Developing a Hybrid Machine Learning System for Parkinson's Disease Detection Using a Combination of Freezing of Gait Video and Inertial Sensor Data

Detection of Parkinson's disease remains challenging due to the complexity and cost of diagnosis. Recently, different machine learning models have been proposed to detect Parkinson's. This paper proposes a novel hybrid machine learning detection system to detect Parkinson's disease using a combination of both videos of freezing of gait and numerical sensor data. Three machine learning models (sensor model, video model, and a hybrid model using a combination of the data) have been developed and evaluated. Four machine learning algorithms were used for model development, which were Logistic Regression, K-neighbors, Bayesian Regression, and Random Forest.
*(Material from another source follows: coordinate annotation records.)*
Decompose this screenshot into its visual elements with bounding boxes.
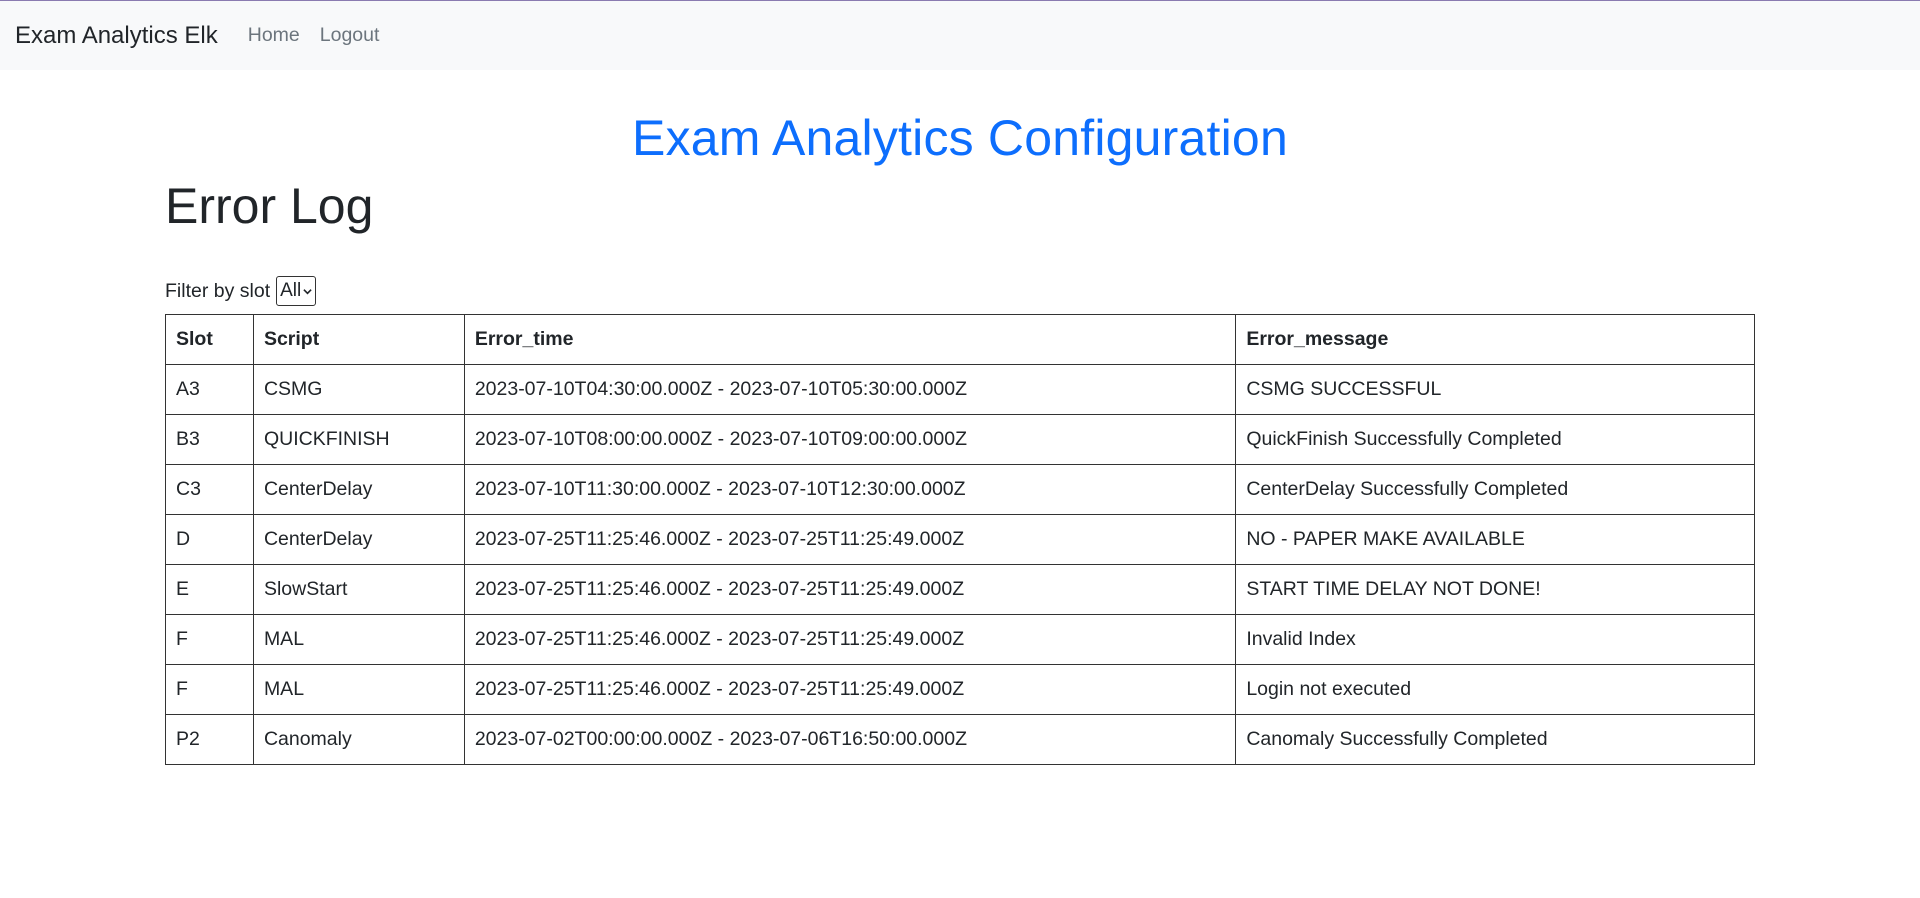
- cell-slot: C3: [165, 464, 254, 515]
- main-container: Error Log Filter by slot All Slot Script…: [165, 176, 1755, 765]
- cell-error-message: QuickFinish Successfully Completed: [1235, 414, 1755, 465]
- cell-slot: A3: [165, 364, 254, 415]
- cell-error-message: Canomaly Successfully Completed: [1235, 714, 1755, 765]
- cell-error-message: Login not executed: [1235, 664, 1755, 715]
- cell-slot: P2: [165, 714, 254, 765]
- column-header-error-message: Error_message: [1235, 314, 1755, 365]
- navbar: Exam Analytics Elk Home Logout: [0, 1, 1920, 70]
- cell-error-message: NO - PAPER MAKE AVAILABLE: [1235, 514, 1755, 565]
- cell-script: CSMG: [252, 364, 465, 415]
- cell-error-time: 2023-07-25T11:25:46.000Z - 2023-07-25T11…: [463, 514, 1237, 565]
- column-header-script: Script: [252, 314, 465, 365]
- table-row: B3 QUICKFINISH 2023-07-10T08:00:00.000Z …: [165, 414, 1755, 465]
- slot-filter-select[interactable]: All: [276, 276, 317, 306]
- column-header-slot: Slot: [165, 314, 254, 365]
- cell-error-time: 2023-07-25T11:25:46.000Z - 2023-07-25T11…: [463, 664, 1237, 715]
- brand-link[interactable]: Exam Analytics Elk: [15, 22, 218, 50]
- cell-error-message: Invalid Index: [1235, 614, 1755, 665]
- table-row: E SlowStart 2023-07-25T11:25:46.000Z - 2…: [165, 564, 1755, 615]
- nav-logout-link[interactable]: Logout: [320, 24, 380, 47]
- table-row: F MAL 2023-07-25T11:25:46.000Z - 2023-07…: [165, 614, 1755, 665]
- cell-error-time: 2023-07-02T00:00:00.000Z - 2023-07-06T16…: [463, 714, 1237, 765]
- cell-error-time: 2023-07-25T11:25:46.000Z - 2023-07-25T11…: [463, 564, 1237, 615]
- cell-script: MAL: [252, 614, 465, 665]
- nav-home-link[interactable]: Home: [248, 24, 300, 47]
- table-row: D CenterDelay 2023-07-25T11:25:46.000Z -…: [165, 514, 1755, 565]
- cell-script: CenterDelay: [252, 514, 465, 565]
- cell-script: SlowStart: [252, 564, 465, 615]
- chevron-down-icon: [303, 288, 312, 294]
- cell-error-time: 2023-07-25T11:25:46.000Z - 2023-07-25T11…: [463, 614, 1237, 665]
- table-row: A3 CSMG 2023-07-10T04:30:00.000Z - 2023-…: [165, 364, 1755, 415]
- cell-error-message: CenterDelay Successfully Completed: [1235, 464, 1755, 515]
- cell-slot: B3: [165, 414, 254, 465]
- cell-slot: F: [165, 664, 254, 715]
- cell-error-time: 2023-07-10T11:30:00.000Z - 2023-07-10T12…: [463, 464, 1237, 515]
- page-title: Error Log: [165, 178, 374, 234]
- table-row: F MAL 2023-07-25T11:25:46.000Z - 2023-07…: [165, 664, 1755, 715]
- cell-script: Canomaly: [252, 714, 465, 765]
- table-row: C3 CenterDelay 2023-07-10T11:30:00.000Z …: [165, 464, 1755, 515]
- cell-error-time: 2023-07-10T08:00:00.000Z - 2023-07-10T09…: [463, 414, 1237, 465]
- config-title: Exam Analytics Configuration: [632, 110, 1288, 166]
- cell-script: CenterDelay: [252, 464, 465, 515]
- filter-row: Filter by slot All: [165, 276, 1755, 306]
- cell-error-message: CSMG SUCCESSFUL: [1235, 364, 1755, 415]
- column-header-error-time: Error_time: [463, 314, 1237, 365]
- cell-slot: E: [165, 564, 254, 615]
- slot-filter-value: All: [280, 280, 302, 301]
- cell-error-time: 2023-07-10T04:30:00.000Z - 2023-07-10T05…: [463, 364, 1237, 415]
- cell-error-message: START TIME DELAY NOT DONE!: [1235, 564, 1755, 615]
- table-header-row: Slot Script Error_time Error_message: [165, 314, 1755, 365]
- cell-script: MAL: [252, 664, 465, 715]
- table-body: A3 CSMG 2023-07-10T04:30:00.000Z - 2023-…: [165, 364, 1755, 765]
- cell-slot: D: [165, 514, 254, 565]
- cell-script: QUICKFINISH: [252, 414, 465, 465]
- cell-slot: F: [165, 614, 254, 665]
- filter-label: Filter by slot: [165, 279, 271, 302]
- table-row: P2 Canomaly 2023-07-02T00:00:00.000Z - 2…: [165, 714, 1755, 765]
- error-log-table: Slot Script Error_time Error_message A3 …: [165, 314, 1755, 765]
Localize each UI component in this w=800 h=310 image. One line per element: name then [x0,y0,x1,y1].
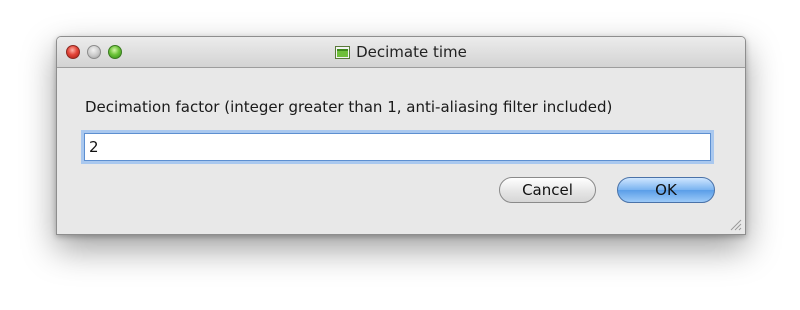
title-bar[interactable]: Decimate time [57,37,745,68]
window-title: Decimate time [356,43,467,61]
resize-grip-icon[interactable] [730,219,742,231]
decimation-factor-input[interactable] [84,133,711,161]
decimation-factor-label: Decimation factor (integer greater than … [85,98,613,116]
window-title-group: Decimate time [57,37,745,67]
window-app-icon [335,45,351,59]
ok-button[interactable]: OK [617,177,715,203]
dialog-window: Decimate time Decimation factor (integer… [56,36,746,235]
cancel-button[interactable]: Cancel [499,177,596,203]
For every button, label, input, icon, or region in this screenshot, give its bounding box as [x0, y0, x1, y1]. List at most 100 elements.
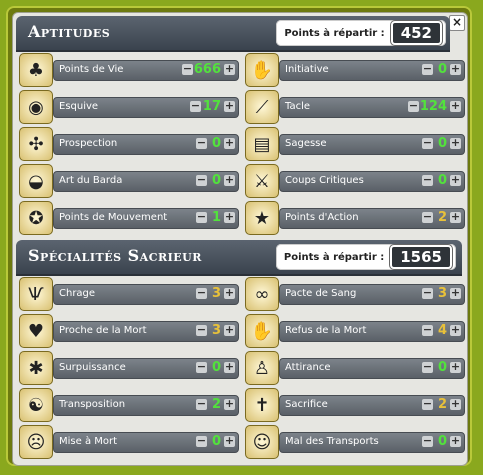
increase-button[interactable]: + [450, 324, 461, 336]
increase-button[interactable]: + [224, 137, 235, 149]
decrease-button[interactable]: − [196, 435, 207, 447]
transposition-icon: ☯ [19, 388, 53, 422]
stat-bar: Prospection −0 + [53, 134, 239, 155]
stat-row: ☺ Mal des Transports −0 + [245, 425, 465, 459]
stat-value: 4 [437, 323, 447, 338]
stat-value: 3 [211, 323, 221, 338]
increase-button[interactable]: + [450, 211, 461, 223]
stat-row: ☹ Mise à Mort −0 + [19, 425, 239, 459]
stat-label: Transposition [59, 399, 126, 410]
decrease-button[interactable]: − [190, 100, 201, 112]
stat-row: ◒ Art du Barda −0 + [19, 164, 239, 198]
aptitudes-points-box: Points à répartir : 452 [276, 20, 446, 46]
specialites-header: Spécialités Sacrieur Points à répartir :… [16, 240, 462, 276]
increase-button[interactable]: + [224, 174, 235, 186]
decrease-button[interactable]: − [196, 287, 207, 299]
stat-row: ♥ Proche de la Mort −3 + [19, 314, 239, 348]
overpower-icon: ✱ [19, 351, 53, 385]
stat-label: Mise à Mort [59, 436, 118, 447]
stat-row: ∞ Pacte de Sang −3 + [245, 277, 465, 311]
stat-bar: Points d'Action −2 + [279, 208, 465, 229]
stat-label: Refus de la Mort [285, 325, 367, 336]
decrease-button[interactable]: − [196, 398, 207, 410]
stat-label: Chrage [59, 288, 96, 299]
stat-bar: Sacrifice −2 + [279, 395, 465, 416]
decrease-button[interactable]: − [422, 137, 433, 149]
increase-button[interactable]: + [450, 174, 461, 186]
increase-button[interactable]: + [224, 100, 235, 112]
stat-bar: Mal des Transports −0 + [279, 432, 465, 453]
stat-bar: Coups Critiques −0 + [279, 171, 465, 192]
increase-button[interactable]: + [450, 287, 461, 299]
decrease-button[interactable]: − [196, 361, 207, 373]
increase-button[interactable]: + [224, 63, 235, 75]
stat-bar: Initiative −0 + [279, 60, 465, 81]
stat-bar: Sagesse −0 + [279, 134, 465, 155]
close-button[interactable]: × [449, 15, 465, 31]
stat-row: ✣ Prospection −0 + [19, 127, 239, 161]
decrease-button[interactable]: − [196, 174, 207, 186]
decrease-button[interactable]: − [408, 100, 419, 112]
stat-value: 0 [437, 62, 447, 77]
decrease-button[interactable]: − [196, 211, 207, 223]
pack-icon: ◒ [19, 164, 53, 198]
decrease-button[interactable]: − [196, 137, 207, 149]
stat-bar: Art du Barda −0 + [53, 171, 239, 192]
increase-button[interactable]: + [450, 137, 461, 149]
decrease-button[interactable]: − [422, 435, 433, 447]
stat-label: Coups Critiques [285, 175, 364, 186]
stat-bar: Points de Vie −666 + [53, 60, 239, 81]
increase-button[interactable]: + [224, 435, 235, 447]
stat-label: Esquive [59, 101, 99, 112]
stat-row: ✋ Refus de la Mort −4 + [245, 314, 465, 348]
decrease-button[interactable]: − [422, 361, 433, 373]
increase-button[interactable]: + [224, 211, 235, 223]
stat-value: 0 [437, 434, 447, 449]
movement-icon: ✪ [19, 201, 53, 235]
stat-label: Initiative [285, 64, 329, 75]
stat-value: 0 [211, 434, 221, 449]
attraction-icon: ♙ [245, 351, 279, 385]
stat-value: 2 [211, 397, 221, 412]
blood-pact-icon: ∞ [245, 277, 279, 311]
stat-value: 1 [211, 210, 221, 225]
stat-bar: Transposition −2 + [53, 395, 239, 416]
increase-button[interactable]: + [450, 63, 461, 75]
increase-button[interactable]: + [450, 435, 461, 447]
stat-label: Pacte de Sang [285, 288, 357, 299]
stat-value: 0 [437, 173, 447, 188]
increase-button[interactable]: + [450, 361, 461, 373]
decrease-button[interactable]: − [196, 324, 207, 336]
increase-button[interactable]: + [450, 100, 461, 112]
stat-row: ✪ Points de Mouvement −1 + [19, 201, 239, 235]
initiative-icon: ✋ [245, 53, 279, 87]
stat-value: 2 [437, 397, 447, 412]
decrease-button[interactable]: − [422, 324, 433, 336]
increase-button[interactable]: + [224, 287, 235, 299]
increase-button[interactable]: + [450, 398, 461, 410]
stat-label: Prospection [59, 138, 118, 149]
increase-button[interactable]: + [224, 324, 235, 336]
stat-value: 17 [202, 99, 221, 114]
stat-label: Art du Barda [59, 175, 123, 186]
decrease-button[interactable]: − [422, 63, 433, 75]
life-icon: ♣ [19, 53, 53, 87]
decrease-button[interactable]: − [422, 174, 433, 186]
stat-label: Attirance [285, 362, 331, 373]
stat-value: 2 [437, 210, 447, 225]
stat-row: ☯ Transposition −2 + [19, 388, 239, 422]
stat-value: 0 [437, 360, 447, 375]
stat-row: Ѱ Chrage −3 + [19, 277, 239, 311]
decrease-button[interactable]: − [422, 211, 433, 223]
increase-button[interactable]: + [224, 398, 235, 410]
decrease-button[interactable]: − [422, 287, 433, 299]
stat-row: ✝ Sacrifice −2 + [245, 388, 465, 422]
near-death-icon: ♥ [19, 314, 53, 348]
increase-button[interactable]: + [224, 361, 235, 373]
wisdom-icon: ▤ [245, 127, 279, 161]
sacrifice-icon: ✝ [245, 388, 279, 422]
decrease-button[interactable]: − [182, 63, 193, 75]
decrease-button[interactable]: − [422, 398, 433, 410]
stat-row: ✱ Surpuissance −0 + [19, 351, 239, 385]
aptitudes-points-label: Points à répartir : [284, 27, 385, 39]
All the models were evaluated using standard performance metrics of accuracy and precision based on the prediction of 12 commonly used Parkinson's rating scales (Mini-Mental, NFo-GQ, H&Y, UPDRS-II, UPDRS-III, PIGD, Dyskinesia, HADS, HADS-A, HADS-D, FES-I, mini-BESTest). This is the first time to use all 12 rating scales as output of a machine learning model for Parkinson's disease detection. The results indicate that the hybrid model has a significantly better performance than the video or sensor models. The hybrid model achieved an average accuracy of approximately 94% for all twelve rating scales, while the sensor model had an accuracy of approximately 91% and the video model had an accuracy of approximately 89%. This research indicates that the hybrid model is accurate and reliable because of its ability to fully use two sets of clinical data to make a final decision.